Using a maximum likelihood post processing, this grid constraint can be circumvented. This improved estimator is implemented as well, see [2] Appendix A for more detail.

References

[1]: Brassard, G., Hoyer, P., Mosca, M., & Tapp, A. (2000).: Quantum Amplitude Amplification and Estimation. arXiv:quant-ph/0005055.
[2]: Grinko, D., Gacon, J., Zoufal, C., & Woerner, S. (2019).: Iterative Quantum Amplitude Estimation. arXiv:1912.05559.

Parameters

num_eval_qubits (int) – The number of evaluation qubits.
state_preparation (Union[QuantumCircuit, CircuitFactory, None]) – A circuit preparing the input state, referred to as \(\mathcal{A}\).
grover_operator (Union[QuantumCircuit, CircuitFactory, None]) – The Grover operator \(\mathcal{Q}\) used as unitary in the phase estimation circuit.
objective_qubits (Optional[List[int]]) – A list of qubit indices to specify the oracle in the Grover operator, if the Grover operator is not supplied. A measurement outcome is classified as ‘good’ state if all objective qubits are in state \(|1\rangle\), otherwise it is classified as ‘bad’.
post_processing (Optional[Callable[[float], float]]) – A mapping applied to the result of the algorithm \(0 \leq a \leq 1\), usually used to map the estimate to a target interval.
phase_estimation_circuit (Optional[QuantumCircuit]) – The phase estimation circuit used to run the algorithm. Defaults to the standard phase estimation circuit from the circuit library, qiskit.circuit.library.PhaseEstimation.
iqft (Optional[QuantumCircuit]) – The inverse quantum Fourier transform component, defaults to using a standard implementation from qiskit.circuit.library.QFT when None.
quantum_instance (Union[QuantumInstance, Backend, BaseBackend, None]) – The backend (or QuantumInstance) to execute the circuits on.
a_factory (Optional[CircuitFactory]) – Deprecated, use state_preparation. The CircuitFactory subclass object representing the problem unitary.
q_factory (Optional[CircuitFactory]) – Deprecated, use grover_operator. The CircuitFactory subclass object representing an amplitude estimation sample (based on a_factory).
i_objective (Optional[int]) – Deprecated, use objective_qubits. The index of the objective qubit, i.e. the qubit marking ‘good’ solutions with the state \(|1\rangle\) and ‘bad’ solutions with the state \(0\rangle\).

Methods

`confidence_interval`	Compute the (1 - alpha) confidence interval.
`construct_circuit`	Construct the Amplitude Estimation quantum circuit.
`is_good_state`	Determine whether a given state is a good state.
`post_processing`	Post processing of the raw amplitude estimation output \(0 \leq a \leq 1\).
`run`	Execute the algorithm with selected backend.
`set_backend`	Sets backend with configuration.

Attributes

a_factory¶

Get the A operator encoding the amplitude a that’s approximated, i.e.

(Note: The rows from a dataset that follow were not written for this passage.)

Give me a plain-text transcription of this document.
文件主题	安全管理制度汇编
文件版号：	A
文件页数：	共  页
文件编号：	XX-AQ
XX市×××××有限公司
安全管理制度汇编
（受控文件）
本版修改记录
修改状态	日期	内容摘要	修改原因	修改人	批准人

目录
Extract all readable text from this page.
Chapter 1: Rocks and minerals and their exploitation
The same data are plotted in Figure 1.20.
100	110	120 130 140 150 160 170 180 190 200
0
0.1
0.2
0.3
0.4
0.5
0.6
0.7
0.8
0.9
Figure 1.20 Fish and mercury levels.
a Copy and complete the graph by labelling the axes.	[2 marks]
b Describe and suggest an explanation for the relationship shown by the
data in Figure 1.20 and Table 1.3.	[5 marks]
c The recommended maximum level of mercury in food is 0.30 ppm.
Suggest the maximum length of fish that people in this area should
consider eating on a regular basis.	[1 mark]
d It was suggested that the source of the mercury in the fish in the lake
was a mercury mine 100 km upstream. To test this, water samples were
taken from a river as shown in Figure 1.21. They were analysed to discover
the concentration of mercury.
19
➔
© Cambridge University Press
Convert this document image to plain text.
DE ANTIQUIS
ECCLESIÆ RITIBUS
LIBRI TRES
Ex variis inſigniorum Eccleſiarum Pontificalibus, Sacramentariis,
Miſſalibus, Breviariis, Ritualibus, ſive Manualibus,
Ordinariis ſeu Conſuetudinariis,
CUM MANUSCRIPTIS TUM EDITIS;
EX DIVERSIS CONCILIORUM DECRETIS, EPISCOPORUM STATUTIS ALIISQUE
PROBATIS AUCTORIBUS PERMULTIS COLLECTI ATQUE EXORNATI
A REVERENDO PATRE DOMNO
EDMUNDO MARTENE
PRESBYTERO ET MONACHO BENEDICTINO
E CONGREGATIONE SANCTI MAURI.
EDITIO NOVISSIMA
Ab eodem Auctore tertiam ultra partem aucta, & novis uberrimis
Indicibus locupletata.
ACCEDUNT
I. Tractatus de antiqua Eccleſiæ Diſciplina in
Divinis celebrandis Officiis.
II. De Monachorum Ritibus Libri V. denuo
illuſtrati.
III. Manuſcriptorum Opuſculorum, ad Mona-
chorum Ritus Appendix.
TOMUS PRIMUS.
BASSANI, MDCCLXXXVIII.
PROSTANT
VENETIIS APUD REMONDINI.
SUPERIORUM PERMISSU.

A |0>_n |0> = sqrt{1 - a} |psi_0>_n |0> + sqrt{a} |psi_1>_n |1>

see the original Brassard paper (https://arxiv.org/abs/quant-ph/0005055) for more detail.

Returns: the A operator as CircuitFactory
Return type: CircuitFactory

backend¶

Returns backend.

Return type: Union[Backend, BaseBackend]

grover_operator¶

Get the \(\mathcal{Q}\) operator, or Grover operator.

If the Grover operator is not set, we try to build it from the \(\mathcal{A}\) operator and objective_qubits. This only works if objective_qubits is a list of integers.

Return type: Optional[QuantumCircuit]
Returns: The Grover operator, or None if neither the Grover operator nor the \(\mathcal{A}\) operator is set.

i_objective¶

Get the index of the objective qubit. The objective qubit marks the |psi_0> state (called ‘bad states’ in https://arxiv.org/abs/quant-ph/0005055) with |0> and |psi_1> (‘good’ states) with |1>. If the A operator performs the mapping

A |0>_n |0> = sqrt{1 - a} |psi_0>_n |0> + sqrt{a} |psi_1>_n |1>

then, the objective qubit is the last one (which is either |0> or |1>).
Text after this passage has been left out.